There has been a reply to the article a Critique of RDMA that I talked about last month. Unfortunately, this new article mostly speaks about specifications, without giving actual technical justifications that might show why RDMA is such a good idea. Basically, in reply to the a Critique of RDMA saying that RDMA does not do several things well, it is replied that RDMA can do these things. But there is no clue about performance or relevance for HPC, it just looks like specifications. Of course, lots of things are always possible, whatever the programming model. But, in HPC, the question is about performance, and there is no such thing is this new article.
The author insists a lot on the fact that RDMA is more than Read and Write. The point seems to be that RDMA can do Send-Recv too? Cool, that's what people have been doing for 10 years with MPI and the non-IB interconnects (RDMA people did not invent anything there...). Why so many noise about RDMA then? That's kind of what I was saying in my Truths and Lies about RDMA, RDMA means everything and nothing. Marketing is vaguish, making it impossible to know what RDMA actually is, and trying to disturb customers with words without any technical clue.
The critique of RDMA was saying that RDMA sucks in HPC because it is too different from Send-Recv, does not scale, and so on. And this new article replies that there is Send-Recv on RDMA too? So, why does IB Send-Recv performance sucks then? Probably because the design of RDMA hardware is too close to the one-sided model, making Send-Recv hard to implement on top of it (as explained in the Critique of RDMA). This is caused by people who wrote hardware specifications without ever talking to the software people (those that will have to implement MPI on top of this hardware). Then, assuming RDMA people agree that Send-Recv is good, why do RDMA developers concentrate on one-sided? That's non-sense. They are claiming they do Send-Recv for marketing purpose (because customers want Send-Recv). But, they do not actually use it because its performance sucks (because the whole model is broken). Anyway, that's another proof that the one-sided model in unusable for MPI applications (i.e. 99% of HPC).

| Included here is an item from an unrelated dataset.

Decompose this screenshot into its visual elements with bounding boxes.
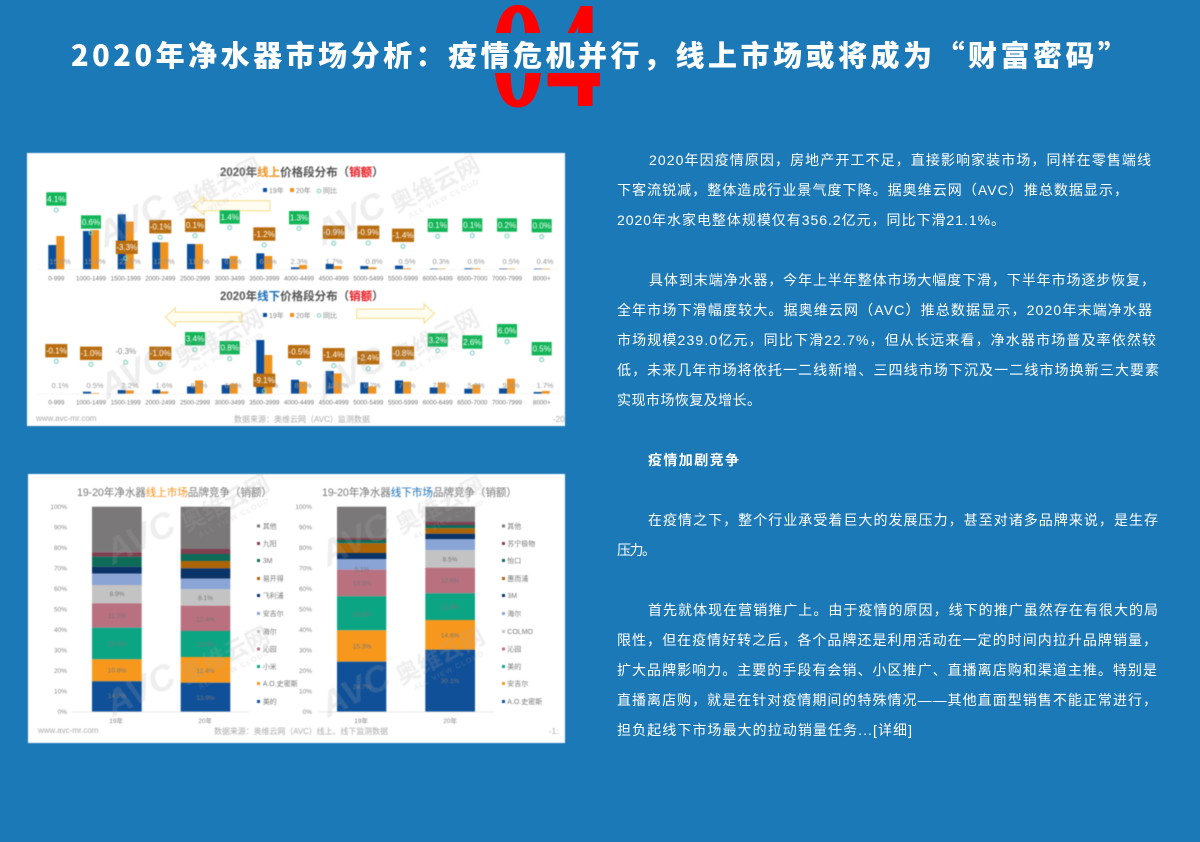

Writing white papers and specifications is useless if you have no clue about hardware costs and software requirements. For instance, despite what this new article says, you cannot seriously think somebody smart will do RDMA for small messages. Well, he can do it, but he doesn't do it. Why? Because it kills the latency! Why? Because it's faster to write the data by PIO from the sender host to the sender's NIC than asking the sender's NIC to read it by DMA in the sender host! The shortest critical path is to have the sender pushing the data, not the sender asking the receiver to get the data. Of course, for large messages, it's different (because of the overhead). But, everybody knows for 10 years that small messages have to be implemented by PIO, not with DMA. And, the fact that the memory is pre-registered does not change anything, DMA is still slower than PIO, no need to have a Ph.D. to understand that.
At the end of the article, a look is given at the current Top500, and it is said that IB is better than Myricom in the top-end. Ok, let's see what's the first IB entry is in the Top500: 20 SGI® Altix™ 3700 superclusters, each with 512 processors. Oh great, that's a 20-nodes IB cluster, that's impressive scalability! What about the other IB clusters? Well, several are known to be replaced soon. Maybe because they do not work? Oh yes, when you want Linpack results for the Top500, you can spend one month tuning everything so that it works fine at least once. That's enough to enter the Top500. But, wait a minute, the final goal is not to just enter the Top500, it's to get production machines where users come with whatever application and it works. And IB clusters are known to be way away from being there.
Finally, the article shows that Myricom's share in the Top500 list is declining. But it forgets to say that the new generation of Myricom hardware (Myri-10G) was not widely available when the latest Top500 has been released. All the listed Myrinet entries are running Myrinet 2000 (2Gbit/s), which is the 5 years old hardware generation. And actually, these machines are often faster than IB machines even if the interconnect bandwidth is 4 times lower. The way Myricom stayed in the Top500 while its hardware was outdated means much more than IB having a couple new clusters in the top-end. And, if the point is really to have machines in the Top500 (and it is not, except for marketing people), we'll talk about it again in the future when Myri-10G clusters will be widely available.